Perlakuan pengukusan dengan pelumuran minyak sawit (Tabel 8) merupakan perlakuan pemasakan yang dipilih karena mie basah matang yang dihasilkan mempunyai karakteristik fisik dan penampakan yang lebih bagus dibandingkan kedua perlakuan lainnya. Selanjutnya dilakukan pembuatan mie basah matang dengan waktu pengukusan yang berbeda, yaitu 5, 10, 15, dan 20 menit. Pengaruh waktu pengukusan terhadap karakteristik fisik mie basah matang disajikan dalam Tabel 9.

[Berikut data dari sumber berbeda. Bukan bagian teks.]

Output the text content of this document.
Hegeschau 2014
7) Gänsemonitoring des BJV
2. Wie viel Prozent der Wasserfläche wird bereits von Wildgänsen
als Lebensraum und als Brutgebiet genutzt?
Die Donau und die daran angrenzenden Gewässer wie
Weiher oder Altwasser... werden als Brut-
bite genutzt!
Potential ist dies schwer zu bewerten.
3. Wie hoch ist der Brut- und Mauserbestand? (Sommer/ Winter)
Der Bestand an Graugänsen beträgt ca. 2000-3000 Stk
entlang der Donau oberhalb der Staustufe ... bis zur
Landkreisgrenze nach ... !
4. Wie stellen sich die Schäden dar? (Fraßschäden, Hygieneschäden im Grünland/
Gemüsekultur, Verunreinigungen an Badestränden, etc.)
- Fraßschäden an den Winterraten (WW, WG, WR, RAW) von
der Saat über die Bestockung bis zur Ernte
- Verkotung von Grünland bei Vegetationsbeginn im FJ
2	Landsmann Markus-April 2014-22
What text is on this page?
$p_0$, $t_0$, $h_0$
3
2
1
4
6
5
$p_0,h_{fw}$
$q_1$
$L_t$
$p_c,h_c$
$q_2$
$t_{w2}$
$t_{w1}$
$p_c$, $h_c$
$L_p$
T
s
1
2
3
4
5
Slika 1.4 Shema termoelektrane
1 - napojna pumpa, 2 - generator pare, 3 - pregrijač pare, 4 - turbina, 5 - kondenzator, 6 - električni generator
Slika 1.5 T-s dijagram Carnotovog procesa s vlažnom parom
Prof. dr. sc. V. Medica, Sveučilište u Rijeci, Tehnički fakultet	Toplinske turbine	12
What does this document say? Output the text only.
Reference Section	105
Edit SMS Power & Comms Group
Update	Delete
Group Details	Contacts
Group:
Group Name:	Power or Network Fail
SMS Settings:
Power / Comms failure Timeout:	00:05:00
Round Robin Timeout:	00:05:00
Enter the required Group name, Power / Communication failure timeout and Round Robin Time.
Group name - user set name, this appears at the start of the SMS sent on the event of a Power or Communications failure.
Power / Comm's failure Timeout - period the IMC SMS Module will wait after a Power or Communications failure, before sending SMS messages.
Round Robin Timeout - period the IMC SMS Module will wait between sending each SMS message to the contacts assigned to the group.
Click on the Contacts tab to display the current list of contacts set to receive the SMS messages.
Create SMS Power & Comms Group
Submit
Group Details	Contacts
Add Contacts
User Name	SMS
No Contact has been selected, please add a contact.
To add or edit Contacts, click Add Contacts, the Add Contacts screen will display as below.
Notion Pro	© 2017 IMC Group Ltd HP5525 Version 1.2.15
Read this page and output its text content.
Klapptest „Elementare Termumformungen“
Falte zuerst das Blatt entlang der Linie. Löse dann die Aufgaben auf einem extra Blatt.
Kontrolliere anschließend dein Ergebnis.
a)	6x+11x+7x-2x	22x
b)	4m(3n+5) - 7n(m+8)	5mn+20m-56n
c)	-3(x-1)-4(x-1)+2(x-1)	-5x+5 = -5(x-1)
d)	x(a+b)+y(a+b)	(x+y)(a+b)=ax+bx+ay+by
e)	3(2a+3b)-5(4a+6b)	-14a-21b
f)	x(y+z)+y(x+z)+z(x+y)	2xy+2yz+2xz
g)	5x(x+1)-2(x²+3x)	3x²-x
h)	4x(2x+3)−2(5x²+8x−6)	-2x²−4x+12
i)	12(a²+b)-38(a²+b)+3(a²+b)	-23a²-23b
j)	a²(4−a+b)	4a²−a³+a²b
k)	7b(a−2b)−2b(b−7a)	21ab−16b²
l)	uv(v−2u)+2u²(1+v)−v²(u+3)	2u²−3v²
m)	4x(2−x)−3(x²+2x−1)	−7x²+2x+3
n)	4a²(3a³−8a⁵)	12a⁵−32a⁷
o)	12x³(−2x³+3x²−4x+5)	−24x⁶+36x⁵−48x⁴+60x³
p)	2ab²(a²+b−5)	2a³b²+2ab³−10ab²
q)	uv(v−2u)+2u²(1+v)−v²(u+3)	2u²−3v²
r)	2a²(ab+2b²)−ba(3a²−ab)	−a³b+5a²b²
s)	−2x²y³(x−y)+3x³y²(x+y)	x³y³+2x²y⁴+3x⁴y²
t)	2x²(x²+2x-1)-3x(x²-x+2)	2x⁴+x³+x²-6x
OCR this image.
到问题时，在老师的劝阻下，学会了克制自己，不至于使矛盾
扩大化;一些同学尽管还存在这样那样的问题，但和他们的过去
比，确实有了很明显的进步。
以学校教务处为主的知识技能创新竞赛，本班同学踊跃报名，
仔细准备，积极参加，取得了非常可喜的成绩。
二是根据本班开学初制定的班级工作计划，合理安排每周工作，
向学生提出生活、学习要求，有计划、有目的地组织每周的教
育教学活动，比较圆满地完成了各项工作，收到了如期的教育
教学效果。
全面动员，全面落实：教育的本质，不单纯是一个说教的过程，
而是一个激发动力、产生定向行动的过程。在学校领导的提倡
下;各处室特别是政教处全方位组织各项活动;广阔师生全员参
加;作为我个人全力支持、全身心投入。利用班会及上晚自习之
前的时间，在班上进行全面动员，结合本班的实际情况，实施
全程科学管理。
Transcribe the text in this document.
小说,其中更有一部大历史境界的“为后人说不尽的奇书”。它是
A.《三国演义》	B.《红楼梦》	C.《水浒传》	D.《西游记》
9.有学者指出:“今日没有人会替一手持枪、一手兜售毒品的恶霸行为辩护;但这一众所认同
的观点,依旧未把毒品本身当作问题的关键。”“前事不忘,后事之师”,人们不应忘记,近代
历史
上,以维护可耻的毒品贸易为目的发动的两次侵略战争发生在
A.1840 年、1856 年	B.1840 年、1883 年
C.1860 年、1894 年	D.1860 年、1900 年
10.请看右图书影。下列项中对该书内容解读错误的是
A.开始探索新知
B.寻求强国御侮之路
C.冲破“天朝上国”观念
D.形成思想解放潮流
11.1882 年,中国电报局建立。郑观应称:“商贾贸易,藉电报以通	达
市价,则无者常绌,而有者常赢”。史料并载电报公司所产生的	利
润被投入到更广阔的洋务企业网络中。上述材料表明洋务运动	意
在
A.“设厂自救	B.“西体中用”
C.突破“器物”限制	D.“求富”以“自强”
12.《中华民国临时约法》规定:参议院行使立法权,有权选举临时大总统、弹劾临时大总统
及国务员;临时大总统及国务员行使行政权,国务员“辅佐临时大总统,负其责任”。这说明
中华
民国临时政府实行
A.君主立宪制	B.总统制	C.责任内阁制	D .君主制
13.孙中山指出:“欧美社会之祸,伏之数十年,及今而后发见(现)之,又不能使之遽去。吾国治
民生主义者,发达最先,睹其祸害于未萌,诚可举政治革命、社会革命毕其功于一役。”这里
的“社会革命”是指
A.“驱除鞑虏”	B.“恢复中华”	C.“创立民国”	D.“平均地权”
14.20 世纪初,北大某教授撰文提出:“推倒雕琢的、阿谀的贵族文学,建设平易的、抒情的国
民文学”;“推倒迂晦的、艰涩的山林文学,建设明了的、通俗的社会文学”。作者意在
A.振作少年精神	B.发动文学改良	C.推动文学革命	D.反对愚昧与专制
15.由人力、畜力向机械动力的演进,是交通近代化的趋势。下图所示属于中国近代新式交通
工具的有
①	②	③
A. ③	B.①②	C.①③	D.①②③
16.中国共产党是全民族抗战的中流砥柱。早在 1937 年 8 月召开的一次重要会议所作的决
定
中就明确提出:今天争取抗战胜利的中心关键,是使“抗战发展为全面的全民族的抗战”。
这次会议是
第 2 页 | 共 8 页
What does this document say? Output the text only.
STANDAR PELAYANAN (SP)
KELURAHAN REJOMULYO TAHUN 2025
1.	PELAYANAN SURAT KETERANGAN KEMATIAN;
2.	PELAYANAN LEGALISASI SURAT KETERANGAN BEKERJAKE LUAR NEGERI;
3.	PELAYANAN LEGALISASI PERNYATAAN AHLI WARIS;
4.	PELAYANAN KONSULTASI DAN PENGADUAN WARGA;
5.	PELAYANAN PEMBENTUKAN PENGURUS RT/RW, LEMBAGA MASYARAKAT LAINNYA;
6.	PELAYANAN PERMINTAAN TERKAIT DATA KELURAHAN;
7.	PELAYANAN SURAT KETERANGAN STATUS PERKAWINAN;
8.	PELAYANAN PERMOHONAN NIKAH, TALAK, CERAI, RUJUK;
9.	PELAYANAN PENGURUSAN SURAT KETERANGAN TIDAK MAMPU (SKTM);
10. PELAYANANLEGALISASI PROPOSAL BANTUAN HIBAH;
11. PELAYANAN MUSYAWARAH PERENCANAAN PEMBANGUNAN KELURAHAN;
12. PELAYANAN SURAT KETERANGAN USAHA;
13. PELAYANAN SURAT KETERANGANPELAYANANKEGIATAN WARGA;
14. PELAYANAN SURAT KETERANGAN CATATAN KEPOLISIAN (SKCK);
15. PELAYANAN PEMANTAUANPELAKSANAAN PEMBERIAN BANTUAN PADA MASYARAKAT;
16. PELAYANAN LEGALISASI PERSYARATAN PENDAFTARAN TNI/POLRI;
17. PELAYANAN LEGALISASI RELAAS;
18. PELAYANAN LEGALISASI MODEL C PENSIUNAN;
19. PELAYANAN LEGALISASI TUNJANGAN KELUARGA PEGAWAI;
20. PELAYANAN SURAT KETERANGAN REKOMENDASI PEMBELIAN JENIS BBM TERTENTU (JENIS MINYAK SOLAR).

Tabel 9. Pengaruh waktu pengukusan terhadap karakteristik fisik mie basah matang Waktu pengukusan (menit) Warna a) Teksturb) Elastisitasc) 5 +++ + ++++ 10 ++ ++ ++ 15 + + ++ 20 ++++ + ++++ Keterangan :

a. + : kuning b. + : keras c. + : sangat elastis

++ : agak kuning ++ : kenyal ++ : elastis

+++ : putih kekuningan +++ : agak kenyal +++ : agak elastis ++++ : kuning kecoklatan ++++ : lembek ++++ : rapuh

Waktu pengukusan sangat berpengaruh terhadap karakteristik fisik mie yang dihasilkan, seperti terlihat dalam Tabel 9. Pengukusan selama 5 menit menghasilkan mie yang keras dan rapuh serta warna masih tetap sama dengan

warna mie mentahnya. Hal ini terjadi karena mie hanya mengalami gelatinisasi pati pada permukaannya saja, sehingga hanya memberikan kelembutan mie. Begitu pula pada pengukusan selama 20 menit, tekstur mie keras dan rapuh dengan warna kecoklatan. Pada pengukusan selama 10 dan 15 menit, mie yang dihasilkan hampir sama. Pengukusan selama 10 menit menghasilkan mie yang kenyal dengan sedikit elastis serta warna yang putih kekuningan, sedangkan pemasakan selama 15 menit menghasilkan mie yang kenyal, elastis dan berwarna agak kuning.

Berdasarkan hasil pengamatan (Tabel 9) secara subyektif terhadap keempat sampel mie dengan waktu pengukusan yang berbeda, diketahui bahwa waktu pengukusan 15 menit menghasilkan mie yang lebih baik dibandingkan waktu pengukusan 5, 10, dan 20 menit. Oleh karena itu, pembuatan mie basah matang dengan penambahan pengawet dilakukan dengan perlakuan pengukusan selama 15 menit dan dilumuri minyak sawit. Setelah didapatkan pengawet yang terbaik, maka dilakukan reduksi waktu pengukusan untuk mempercepat proses pemasakan, tetapi tidak merubah karakteristik fisiknya.